To nowoczesny pojazd zeroemisyjny. W Warszawie trwa test autobusu napędzanego wodorem. Pojazd jest całkowicie ekologiczny.
’NesoBus’ bo tak nazywa się autobus wodorowy ma długość 12 metrów i pomieści ponad 90 pasażerów. To maszyna wyprodukowana w Świdniku. Jest zeroemisyjny, ponieważ jedynym efektem jego spalania jest para wodna.
Nazwa autobusu 'NesoBus” pochodzi od pierwszych liter 'Nie Emituje Spalin, Oczyszcza (powietrze)”. Autobus wodorowy nie emituje CO2, tlenków azotu czy pyłów, w szczególności szkodliwych dla zdrowia drobnych pyłów PM 2,5. Ma zasięg do 450 km, co oznacza, że może być użytkowany bez tankowania przez 2 dni. Samo tankowanie wodoru trwa tylko 15 minut.
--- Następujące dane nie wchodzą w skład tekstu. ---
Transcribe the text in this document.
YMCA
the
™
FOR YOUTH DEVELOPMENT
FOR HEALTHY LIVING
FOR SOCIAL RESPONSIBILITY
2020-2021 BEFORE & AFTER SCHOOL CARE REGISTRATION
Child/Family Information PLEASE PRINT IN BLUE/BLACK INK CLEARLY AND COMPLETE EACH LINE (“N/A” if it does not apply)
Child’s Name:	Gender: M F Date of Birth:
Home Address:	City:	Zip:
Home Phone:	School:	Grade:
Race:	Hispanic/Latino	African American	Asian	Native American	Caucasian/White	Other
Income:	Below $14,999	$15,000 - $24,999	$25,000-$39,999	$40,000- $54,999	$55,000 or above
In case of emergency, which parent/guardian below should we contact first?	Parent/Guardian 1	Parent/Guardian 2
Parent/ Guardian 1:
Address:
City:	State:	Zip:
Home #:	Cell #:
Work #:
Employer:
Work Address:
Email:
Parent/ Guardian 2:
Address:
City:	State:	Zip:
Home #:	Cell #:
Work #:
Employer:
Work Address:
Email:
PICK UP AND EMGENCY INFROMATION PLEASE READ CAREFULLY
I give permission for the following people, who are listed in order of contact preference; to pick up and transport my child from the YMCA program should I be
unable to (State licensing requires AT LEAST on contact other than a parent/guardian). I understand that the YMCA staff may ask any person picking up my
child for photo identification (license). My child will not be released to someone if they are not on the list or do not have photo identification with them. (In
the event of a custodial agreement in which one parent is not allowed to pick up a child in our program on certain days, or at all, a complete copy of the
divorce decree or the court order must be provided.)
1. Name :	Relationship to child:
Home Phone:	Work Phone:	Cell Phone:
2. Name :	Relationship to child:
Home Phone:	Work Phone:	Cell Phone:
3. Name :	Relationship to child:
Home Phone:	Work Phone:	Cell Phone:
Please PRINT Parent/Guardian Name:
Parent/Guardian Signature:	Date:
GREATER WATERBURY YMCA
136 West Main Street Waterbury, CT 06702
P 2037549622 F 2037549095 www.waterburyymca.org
– Do napędu tego autobusu używamy wodoru, który po połączeniu z tlenem staje się paliwem dla silnika elektrycznego. Efektem tego procesu jest zwykła para wodna. Jest zeroemisyjny, a na dodatek jeszcze pobierając tlen oczyszcza powietrze – mówi rzecznik Miejskich Zakładów Autobusowych w Warszawie Adam Stawicki.
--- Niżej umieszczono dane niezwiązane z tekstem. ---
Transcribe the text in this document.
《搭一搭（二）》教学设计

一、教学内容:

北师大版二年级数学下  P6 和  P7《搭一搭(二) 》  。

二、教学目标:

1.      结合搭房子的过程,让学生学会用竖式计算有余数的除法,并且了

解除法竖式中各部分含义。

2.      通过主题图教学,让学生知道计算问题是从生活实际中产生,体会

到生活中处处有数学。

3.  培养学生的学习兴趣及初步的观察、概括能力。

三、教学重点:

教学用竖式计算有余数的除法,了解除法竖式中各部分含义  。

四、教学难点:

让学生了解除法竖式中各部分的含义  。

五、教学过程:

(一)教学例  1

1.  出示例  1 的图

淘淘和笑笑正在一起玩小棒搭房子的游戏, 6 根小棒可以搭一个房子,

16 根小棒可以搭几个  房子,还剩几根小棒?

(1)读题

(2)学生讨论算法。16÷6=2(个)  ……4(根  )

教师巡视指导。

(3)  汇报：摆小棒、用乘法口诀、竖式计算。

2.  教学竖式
Obecny test autobusu wodorowego ma pomóc w wyborze najlepszego taboru dla Warszawy.
– My się przyglądamy wszystkim nowym technologiom. Na tej zasadzie również testujemy autobusy elektryczne firmy MAN. A obecnie testujemy autobus wodorowy. Posłuży nam to w przyszłych postępowaniach przetargowych do określenia jaki typ taboru będziemy chcieli kupować – dodaje Adam Stawicki.
Mieszkańcy stolicy mogą korzystać z autobusu wodorowego jeszcze do 15 listopada. Najpierw będzie kursował na linii 106 – do 8 listopada, a później na linii 178.’Sto szóstka’ jeździ z Powiśla przez Nowy Świat i Krakowskie Przedmieście, a potem ulicami Królewską i Grzybowską na Wolę. Autobusy 178 kursują Traktem Królewskim i dojeżdżają do osiedli mieszkaniowych w Ursusie.